Что бы Лиз ни думала про Еву и того безымянного инвестора, даже про Эллиота, — Ани подобного точно не заслуживала. Никак.
Убить ее способно только чудовище.
Пока я надеваю влажные толстые носки и шарю вокруг в поисках варежек, перед моими глазами стоит лицо Ани.
Лицо в россыпи красных точек, которые уличают Лиз во лжи.
Ведь, по утверждению Лиз, она не хотела смерти Ани — так вот, это неправда. Ани боролась. Боролась за каждый вдох так отчаянно, что у нее полопались кровеносные сосуды.
А Лиз прижимала подушку все крепче — и ждала, долго-долго.
Чтобы задушить человека, нужно хотеть его смерти.
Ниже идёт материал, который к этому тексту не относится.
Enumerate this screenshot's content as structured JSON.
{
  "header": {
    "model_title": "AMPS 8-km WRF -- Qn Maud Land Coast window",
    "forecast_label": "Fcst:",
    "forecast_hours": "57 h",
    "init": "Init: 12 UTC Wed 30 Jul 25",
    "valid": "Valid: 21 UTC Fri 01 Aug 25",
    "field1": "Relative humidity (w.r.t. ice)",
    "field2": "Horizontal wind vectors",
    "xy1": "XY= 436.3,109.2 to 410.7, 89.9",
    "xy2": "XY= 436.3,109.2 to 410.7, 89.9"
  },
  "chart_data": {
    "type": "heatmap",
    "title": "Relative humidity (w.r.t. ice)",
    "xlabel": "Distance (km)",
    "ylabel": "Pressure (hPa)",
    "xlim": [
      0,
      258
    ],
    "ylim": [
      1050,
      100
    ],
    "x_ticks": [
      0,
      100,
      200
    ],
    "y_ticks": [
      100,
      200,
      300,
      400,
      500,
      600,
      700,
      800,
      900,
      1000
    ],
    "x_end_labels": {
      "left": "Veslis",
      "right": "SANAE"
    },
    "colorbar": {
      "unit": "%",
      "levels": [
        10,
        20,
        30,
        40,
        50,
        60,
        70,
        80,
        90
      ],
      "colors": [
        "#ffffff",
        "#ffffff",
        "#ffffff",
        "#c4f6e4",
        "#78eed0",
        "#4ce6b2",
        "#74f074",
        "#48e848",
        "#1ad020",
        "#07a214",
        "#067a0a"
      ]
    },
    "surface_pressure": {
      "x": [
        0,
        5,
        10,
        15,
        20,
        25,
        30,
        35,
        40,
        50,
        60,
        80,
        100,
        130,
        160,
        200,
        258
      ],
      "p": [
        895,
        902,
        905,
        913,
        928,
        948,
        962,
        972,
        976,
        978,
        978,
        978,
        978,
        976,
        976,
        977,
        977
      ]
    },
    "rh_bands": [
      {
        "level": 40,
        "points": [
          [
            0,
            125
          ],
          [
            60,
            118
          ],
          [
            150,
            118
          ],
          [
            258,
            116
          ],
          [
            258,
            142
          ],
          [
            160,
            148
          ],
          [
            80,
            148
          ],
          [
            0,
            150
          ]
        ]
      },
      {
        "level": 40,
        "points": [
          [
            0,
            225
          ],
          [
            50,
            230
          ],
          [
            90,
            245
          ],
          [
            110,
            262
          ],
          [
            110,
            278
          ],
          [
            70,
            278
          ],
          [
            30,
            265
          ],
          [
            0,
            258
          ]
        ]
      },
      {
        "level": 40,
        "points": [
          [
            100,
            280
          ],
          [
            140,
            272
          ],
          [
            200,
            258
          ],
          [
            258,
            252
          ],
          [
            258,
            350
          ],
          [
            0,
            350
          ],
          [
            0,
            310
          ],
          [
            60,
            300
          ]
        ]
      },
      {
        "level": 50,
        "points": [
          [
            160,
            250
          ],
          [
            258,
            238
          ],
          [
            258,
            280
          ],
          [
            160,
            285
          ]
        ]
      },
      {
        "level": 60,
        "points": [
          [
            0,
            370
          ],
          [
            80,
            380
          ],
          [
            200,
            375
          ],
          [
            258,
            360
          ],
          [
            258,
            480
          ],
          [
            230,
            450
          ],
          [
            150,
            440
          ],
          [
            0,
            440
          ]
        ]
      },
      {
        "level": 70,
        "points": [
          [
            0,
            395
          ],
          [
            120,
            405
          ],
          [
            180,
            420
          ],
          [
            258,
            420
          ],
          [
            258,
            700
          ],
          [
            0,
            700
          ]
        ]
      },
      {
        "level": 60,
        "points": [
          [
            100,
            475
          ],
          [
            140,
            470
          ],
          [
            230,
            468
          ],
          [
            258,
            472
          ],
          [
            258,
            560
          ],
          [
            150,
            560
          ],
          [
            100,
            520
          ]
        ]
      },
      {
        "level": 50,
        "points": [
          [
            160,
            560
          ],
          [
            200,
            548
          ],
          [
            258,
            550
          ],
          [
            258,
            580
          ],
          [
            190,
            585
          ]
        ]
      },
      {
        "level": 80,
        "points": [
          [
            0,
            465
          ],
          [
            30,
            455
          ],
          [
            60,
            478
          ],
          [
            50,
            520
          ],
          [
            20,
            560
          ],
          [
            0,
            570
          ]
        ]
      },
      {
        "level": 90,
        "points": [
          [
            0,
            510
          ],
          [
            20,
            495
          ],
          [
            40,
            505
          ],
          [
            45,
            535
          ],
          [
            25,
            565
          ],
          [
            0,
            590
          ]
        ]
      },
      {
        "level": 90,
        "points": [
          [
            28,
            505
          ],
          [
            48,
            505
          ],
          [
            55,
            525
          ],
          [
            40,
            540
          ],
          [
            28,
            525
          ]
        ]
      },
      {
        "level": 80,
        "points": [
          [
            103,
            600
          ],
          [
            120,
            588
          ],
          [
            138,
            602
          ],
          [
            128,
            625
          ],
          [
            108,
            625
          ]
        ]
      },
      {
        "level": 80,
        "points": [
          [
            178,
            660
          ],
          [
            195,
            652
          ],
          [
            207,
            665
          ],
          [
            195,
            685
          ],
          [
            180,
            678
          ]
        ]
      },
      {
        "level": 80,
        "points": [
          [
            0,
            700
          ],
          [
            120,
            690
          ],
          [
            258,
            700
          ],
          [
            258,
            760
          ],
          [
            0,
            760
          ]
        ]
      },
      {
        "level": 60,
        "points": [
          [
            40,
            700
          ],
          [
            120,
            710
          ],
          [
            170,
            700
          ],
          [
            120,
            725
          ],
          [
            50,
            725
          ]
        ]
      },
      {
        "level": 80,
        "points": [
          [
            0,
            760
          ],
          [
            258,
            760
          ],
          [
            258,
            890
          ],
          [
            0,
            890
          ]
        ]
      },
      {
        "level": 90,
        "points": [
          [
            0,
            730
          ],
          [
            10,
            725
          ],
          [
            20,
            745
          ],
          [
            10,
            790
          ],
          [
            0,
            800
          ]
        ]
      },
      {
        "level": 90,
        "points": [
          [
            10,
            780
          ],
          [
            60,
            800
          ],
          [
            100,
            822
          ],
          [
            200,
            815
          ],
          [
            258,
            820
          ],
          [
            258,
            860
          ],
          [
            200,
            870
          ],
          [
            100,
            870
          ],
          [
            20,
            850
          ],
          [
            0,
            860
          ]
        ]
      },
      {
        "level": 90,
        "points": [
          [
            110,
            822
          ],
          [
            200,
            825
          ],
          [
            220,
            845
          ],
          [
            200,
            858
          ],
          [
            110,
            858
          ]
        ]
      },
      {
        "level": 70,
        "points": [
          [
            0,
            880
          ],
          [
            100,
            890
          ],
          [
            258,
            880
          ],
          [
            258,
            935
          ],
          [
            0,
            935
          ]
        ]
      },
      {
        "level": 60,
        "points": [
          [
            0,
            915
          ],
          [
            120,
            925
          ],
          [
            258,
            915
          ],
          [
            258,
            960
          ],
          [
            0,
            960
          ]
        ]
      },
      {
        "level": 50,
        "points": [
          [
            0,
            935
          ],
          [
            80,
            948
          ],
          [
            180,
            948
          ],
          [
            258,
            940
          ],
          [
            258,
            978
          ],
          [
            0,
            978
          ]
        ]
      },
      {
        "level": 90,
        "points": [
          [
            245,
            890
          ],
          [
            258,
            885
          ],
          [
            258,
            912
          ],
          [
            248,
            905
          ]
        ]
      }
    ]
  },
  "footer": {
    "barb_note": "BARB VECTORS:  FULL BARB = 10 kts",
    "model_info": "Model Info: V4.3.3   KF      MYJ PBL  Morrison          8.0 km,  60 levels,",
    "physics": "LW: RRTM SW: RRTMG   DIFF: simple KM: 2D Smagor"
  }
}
Очень хотеть.
Я думаю об Ани, когда широко раскрываю лыжный ботинок. Об Ани, когда сую внутрь ногу и скрежещу зубами от внезапной острой боли в лодыжке.
Дыхание становится прерывистым, я невольно поскуливаю и всхлипываю, хотя надо соблюдать тишину, — но вкручиваю ступню в ботинок. Кости протестующе скрипят, пластмассовая скорлупа ботинка сдавливает распухшую плоть. Я должна это сделать. Должна.
Ани. Ани. Ани.
Хрусть! — и нога проскальзывает на место. Я вся взмокла, над верхней губой выступили капли холодного пота, меня трясет… Зато нога в ботинке. И, о чудо, боль вполне терпимая, голенище ботинка жесткое, поэтому вес тела приходится скорее на голень. Я туго затягиваю клипсы и молю о том, чтобы такой фиксации сустава хватило для спуска в деревню. Если я сломала кость, то меня ждет долгая хромота, — но лучше хромота, чем смерть.
Быстро надеваю второй ботинок, застегиваю.
И слышу шум на лестнице.
Сердце замирает. Это Лиз, она возвращается в гостиную.
Меня парализует. Я одета и обута… Можно ли выбраться через задние двери? Они выходят в сторону бассейна, а значит, заблокированы лавиной.
Двери открываются внутрь. По крайней мере… Да нет, внутрь. Я прижимаю пальцы к вискам, вспоминаю. Куда же? Если наружу, мне конец. Все же я уверена, что внутрь. Другой вопрос — сумею ли я прокопать снег?
Взгляд перескакивает на узкое окно над лыжными шкафчиками. По форме оно похоже на прорезь почтового ящика, и, хотя длинна у «прорези» вполне приличная, высота составляет дюймов двенадцать, даже меньше, если учитывать раму и петли. Ладно, лучшего варианта, пожалуй, не придумать.
Вздрагивая от каждого шума, я забираюсь на деревянную лавку и, перегнувшись через шкафчики, открываю окно. Лицо обжигает ледяным воздухом. Отверстие не заблокировано, на стекло просто налипли хлопья снега, поэтому оно казалось заметенным. Под окном большой сугроб, почти до верха шкафчиков. Хорошо, он смягчит падение.
Сначала я проталкиваю лыжи, одну за другой; они с глухим звуком втыкаются в мягкий снег. Затем палки. Натягиваю чьи-то варежки, хватаю с вешалки первый попавшийся шлем. Он оказывается впору. Слава богу, времени выбирать нет. Я залезаю на шкафчики и растягиваюсь плашмя. С минуту они опасно покачиваются.
От волнения меня мутит. Из глубины шале доносится удивленный вскрик, затем:
— Эрин?.. Эрин, ты где?
Лиз обнаружила мое исчезновение.
Выставляю из окна ноги. Падать на больную лодыжку страшновато, только нырять головой в снег тоже не вариант. Да, на мне шлем, и все же при падении я могу сломать шею или, если сугроб глубокий, застрять в вертикальной позе и задохнуться. Ногами вперед безопаснее.
Отверстие тесное, но я прохожу. Один ботинок, повернутый набок, — сначала здоровая нога. Затем второй. От ощущения тяжести ботинка на повисшей в воздухе больной лодыжке я тяжело вздыхаю. Ничего, выдержу.
Двери в раздевалку открываются.
Сперва я ничего не вижу, поскольку Лиз держит фонарь — телефон Эллиота, наверное, — и светит мне в лицо. Тем не менее я различаю в дверном проеме фигуру и узнаю ее раньше, чем она рывком кидается ко мне — звериным, не человечьим.